MARATHON, Fla. — Fifteen critically endangered Kemp's ridley sea turtles are warming up at the Florida Keys-based Turtle Hospital after being rescued from cold waters off Cape Cod, Massachusetts.

The juvenile turtles have pneumonia as a result of "cold stunning" but are expected to make a full recovery, officials said Tuesday. "Cold stunning" is a hypothermic reaction that occurs when sea turtles are exposed to cold water for a prolonged time.

"They came in when the water was warm, and they didn't go out with the Gulf Stream," Turtle Hospital manager Bette Zirkelbach said of that warmer ocean current. "The cold weather moved in and the turtles didn't get out in time."

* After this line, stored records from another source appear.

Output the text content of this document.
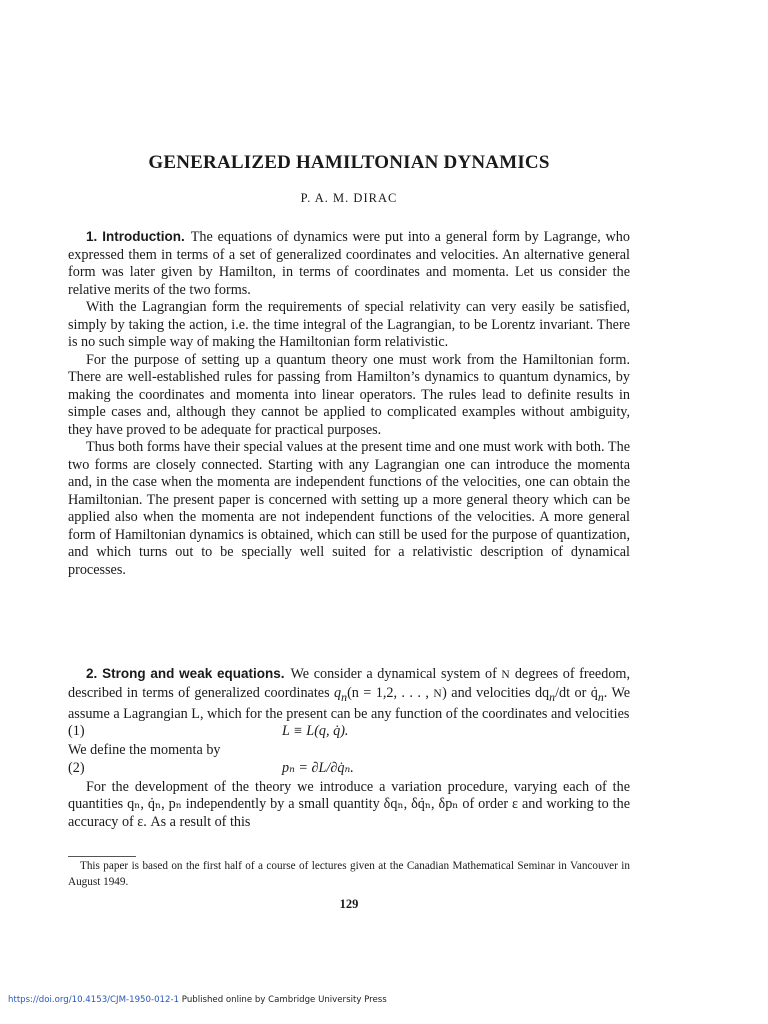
GENERALIZED HAMILTONIAN DYNAMICS
P. A. M. DIRAC

1. Introduction. The equations of dynamics were put into a general form by Lagrange, who expressed them in terms of a set of generalized coordinates and velocities. An alternative general form was later given by Hamilton, in terms of coordinates and momenta. Let us consider the relative merits of the two forms.

With the Lagrangian form the requirements of special relativity can very easily be satisfied, simply by taking the action, i.e. the time integral of the Lagrangian, to be Lorentz invariant. There is no such simple way of making the Hamiltonian form relativistic.

For the purpose of setting up a quantum theory one must work from the Hamiltonian form. There are well-established rules for passing from Hamilton’s dynamics to quantum dynamics, by making the coordinates and momenta into linear operators. The rules lead to definite results in simple cases and, although they cannot be applied to complicated examples without ambiguity, they have proved to be adequate for practical purposes.

Thus both forms have their special values at the present time and one must work with both. The two forms are closely connected. Starting with any Lagrangian one can introduce the momenta and, in the case when the momenta are independent functions of the velocities, one can obtain the Hamiltonian. The present paper is concerned with setting up a more general theory which can be applied also when the momenta are not independent functions of the velocities. A more general form of Hamiltonian dynamics is obtained, which can still be used for the purpose of quantization, and which turns out to be specially well suited for a relativistic description of dynamical processes.

2. Strong and weak equations. We consider a dynamical system of N degrees of freedom, described in terms of generalized coordinates $q_n(n = 1,2$, . . . , N) and velocities $dq_n/dt$ or $q̇_n$. We assume a Lagrangian L, which for the present can be any function of the coordinates and velocities

(1)	L ≡ L(q, q̇).

We define the momenta by

(2)	pₙ = ∂L/∂q̇ₙ.

For the development of the theory we introduce a variation procedure, varying each of the quantities qₙ, q̇ₙ, pₙ independently by a small quantity δqₙ, δq̇ₙ, δpₙ of order ε and working to the accuracy of ε. As a result of this

This paper is based on the first half of a course of lectures given at the Canadian Mathematical Seminar in Vancouver in August 1949.

129
https://doi.org/10.4153/CJM-1950-012-1 Published online by Cambridge University Press
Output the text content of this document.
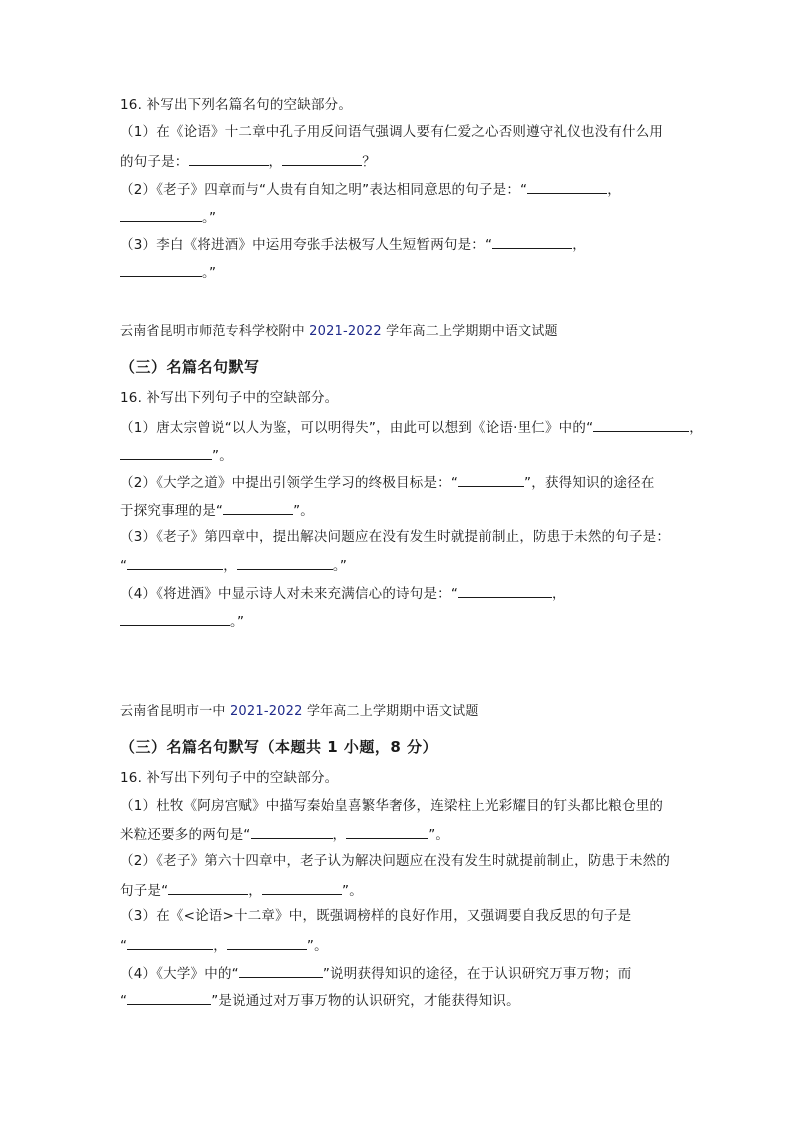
16. 补写出下列名篇名句的空缺部分。
（1）在《论语》十二章中孔子用反问语气强调人要有仁爱之心否则遵守礼仪也没有什么用
的句子是：	，	？
（2）《老子》四章而与“人贵有自知之明”表达相同意思的句子是：“	，
。”
（3）李白《将进酒》中运用夸张手法极写人生短暂两句是：“	，
。”
云南省昆明市师范专科学校附中 2021-2022 学年高二上学期期中语文试题
（三）名篇名句默写
16. 补写出下列句子中的空缺部分。
（1）唐太宗曾说“以人为鉴，可以明得失”，由此可以想到《论语·里仁》中的“	，
”。
（2）《大学之道》中提出引领学生学习的终极目标是：“	”，获得知识的途径在
于探究事理的是“	”。
（3）《老子》第四章中，提出解决问题应在没有发生时就提前制止，防患于未然的句子是：
“	，	。”
（4）《将进酒》中显示诗人对未来充满信心的诗句是：“	，
。”
云南省昆明市一中 2021-2022 学年高二上学期期中语文试题
（三）名篇名句默写（本题共 1 小题，8 分）
16. 补写出下列句子中的空缺部分。
（1）杜牧《阿房宫赋》中描写秦始皇喜繁华奢侈，连梁柱上光彩耀目的钉头都比粮仓里的
米粒还要多的两句是“	，	”。
（2）《老子》第六十四章中，老子认为解决问题应在没有发生时就提前制止，防患于未然的
句子是“	，	”。
（3）在《<论语>十二章》中，既强调榜样的良好作用，又强调要自我反思的句子是
“	，	”。
（4）《大学》中的“	”说明获得知识的途径，在于认识研究万事万物；而
“	”是说通过对万事万物的认识研究，才能获得知识。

The turtles, which range from two to 10 pounds each, were flown Monday night to the Florida Keys from Norwood, Massachusetts. They were transported in towel-lined boxes en route to the Turtle Hospital.

"They're going to be treated at the Turtle Hospital with broad spectrum antibiotics," Zirkelbach said. "We're going to give them vitamins, a healthy diet, and we're going to keep them in warm water, 75 degrees. That will warm them up and let those medications do their work."

The reptiles are likely to be released in waters off Florida after they recover.

Kemp's ridley sea turtles are the most endangered of all turtle species, Zirkelbach said.

The National Oceanic and Atmospheric Administration says on its website that the species is most common along the Gulf coasts of Mexico and of such U.S. states as Texas, Louisiana and Florida. It also is found along the Atlantic coast in the Southeast and as far north as New England during the summer and fall.